Continuo a observá-lo, meus olhos presos aos lábios do moreno, que permaneciam curvados. Eu seria o seu cavaleiro, então porque ele sorria para outro? Os dois adentraram o castelo e eu senti que não devia segui-los de imediato. Que direito eu teria? Perto deles eu realmente não sou nada além de uma brisa passageira, usada para impulsioná-los enquanto for útil. Eles eram de famílias unidas e poderosas. Não importa o quão unido os Beilschmidt forem dos Edelstein, nunca passaremos de vassalos destes.

Pulo ao chão e caminho no sentido oposto à entrada.

Caminho pelos campos floridos, ainda um tanto chateado. Aquele maldito aristocrata devia me dar mais atenção. Idiota. Idiota. Idiota. Quem precisa de você? A minha grandiosidade merecia servir alguém superior!

Já um tanto distante da casa, deito-me no chão, sobre as multi coloridas flores. Eu fazia muito isso quando era jovem: deitava nas flores apenas para, depois, o Rod vir brigar comigo, todo irritado sobre minha indisciplina. É tão difícil assim ver que tudo que quero daquele maldito é um pouco de atenção?

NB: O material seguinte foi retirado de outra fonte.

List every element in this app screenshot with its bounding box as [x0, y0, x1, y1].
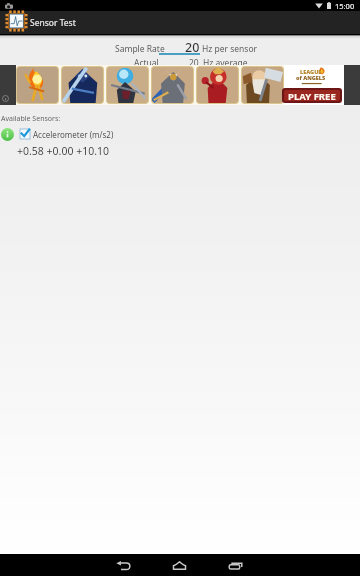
- staticText: +0.58 +0.00 +10.10: [17, 144, 109, 158]
- button[interactable]: Sensor Test: [0, 11, 360, 34]
- button[interactable]: Ad info: [2, 95, 9, 102]
- button[interactable]: 20: [159, 39, 200, 53]
- staticText: Available Sensors:: [1, 114, 61, 124]
- button[interactable]: Home: [156, 554, 202, 576]
- staticText: 15:00: [335, 1, 355, 11]
- staticText: Hz per sensor: [202, 43, 258, 55]
- button[interactable]: LEAGUE: [16, 65, 344, 105]
- staticText: 20: [189, 57, 199, 69]
- staticText: LEAGUE: [300, 68, 322, 75]
- button[interactable]: Accelerometer (m/s2): [0, 126, 360, 142]
- staticText: PLAY FREE: [288, 90, 336, 101]
- staticText: 20: [185, 39, 200, 53]
- button[interactable]: Back: [100, 554, 146, 576]
- button[interactable]: Recent apps: [212, 554, 258, 576]
- staticText: Sample Rate: [115, 43, 165, 55]
- staticText: Sensor Test: [30, 17, 76, 29]
- button[interactable]: PLAY FREE: [284, 90, 340, 101]
- staticText: Actual: [134, 57, 159, 69]
- staticText: Accelerometer (m/s2): [33, 129, 114, 140]
- staticText: of ANGELS: [296, 74, 326, 81]
- staticText: Hz average: [203, 57, 248, 69]
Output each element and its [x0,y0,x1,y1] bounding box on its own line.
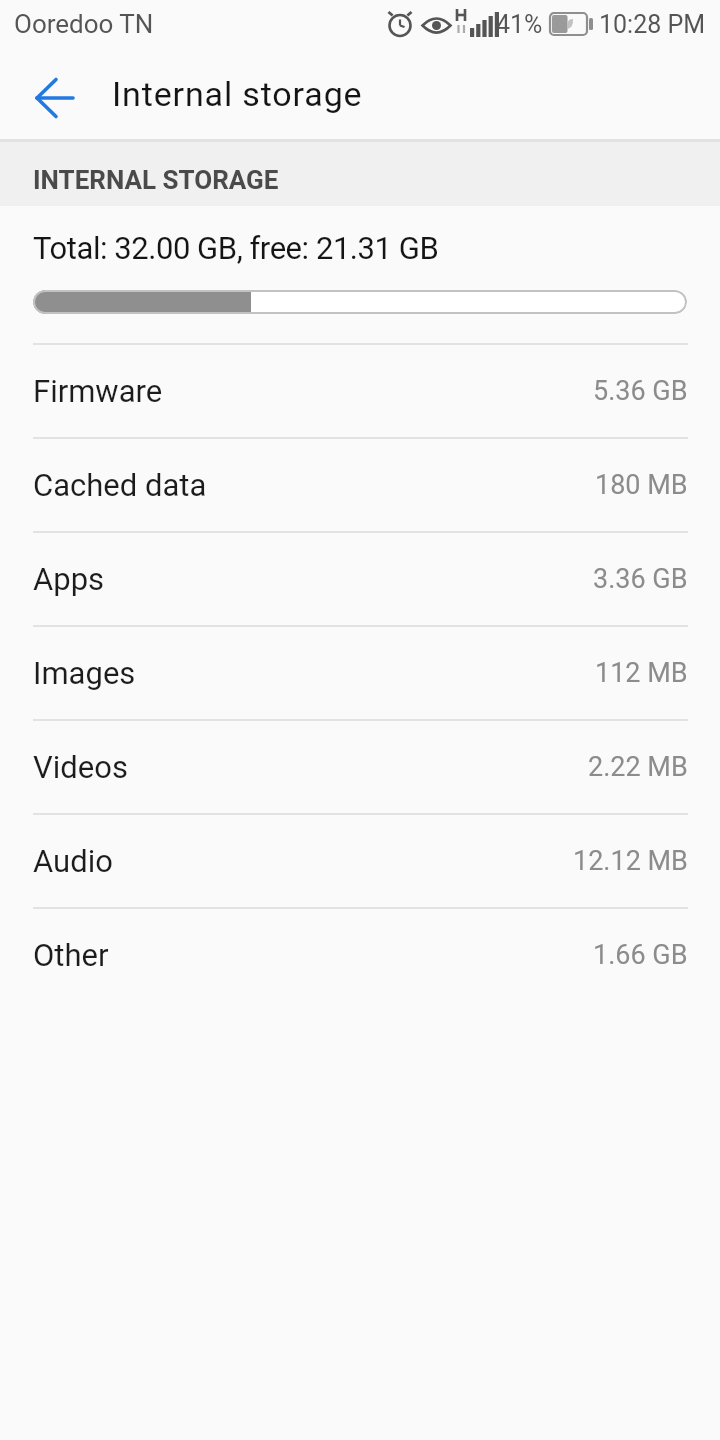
staticText: Videos [33,749,128,785]
staticText: Cached data [33,467,207,503]
staticText: 180 MB [595,469,688,501]
staticText: Internal storage [112,74,363,114]
staticText: 5.36 GB [593,375,688,407]
staticText: Total: 32.00 GB, free: 21.31 GB [33,230,439,266]
staticText: Firmware [33,373,163,409]
staticText: Images [33,655,136,691]
staticText: Apps [33,561,105,597]
button[interactable]: Other [0,909,720,1001]
staticText: 1.66 GB [593,939,688,971]
staticText: 41% [496,10,543,39]
staticText: INTERNAL STORAGE [33,165,279,195]
staticText: 112 MB [595,657,688,689]
staticText: 10:28 PM [599,10,706,39]
button[interactable]: Videos [0,721,720,813]
staticText: 3.36 GB [593,563,688,595]
staticText: 2.22 MB [588,751,688,783]
button[interactable]: Cached data [0,439,720,531]
staticText: 12.12 MB [573,845,688,877]
button[interactable]: Firmware [0,345,720,437]
button[interactable] [0,54,80,134]
staticText: Ooredoo TN [14,9,154,39]
staticText: Audio [33,843,113,879]
staticText: Other [33,937,109,973]
button[interactable]: Apps [0,533,720,625]
button[interactable]: Images [0,627,720,719]
button[interactable]: Audio [0,815,720,907]
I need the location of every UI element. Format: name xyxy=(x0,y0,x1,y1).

Eu também aprecio sua presença, e não é como se não pudéssemos conversar civilizadamente - apesar de fazer já um bom tempo que não temos um conversa decente.

O céu acima de mim move-se lentamente. As poucas nuvens que transitam por aquela imensidão anil movimentam-se vagarosamente. O sol forte não é o suficiente para me cegar. Fecho os olhos, não demorando a adormecer, rodeado por uma incontável tonalidade das mais diversificadas pétalas.


~*~


– Gil... Gilbert...

Quem me chama?

– Gilbert, acorde. Você não devia estar deitado sobre minhas flores! Vamos, levante-se.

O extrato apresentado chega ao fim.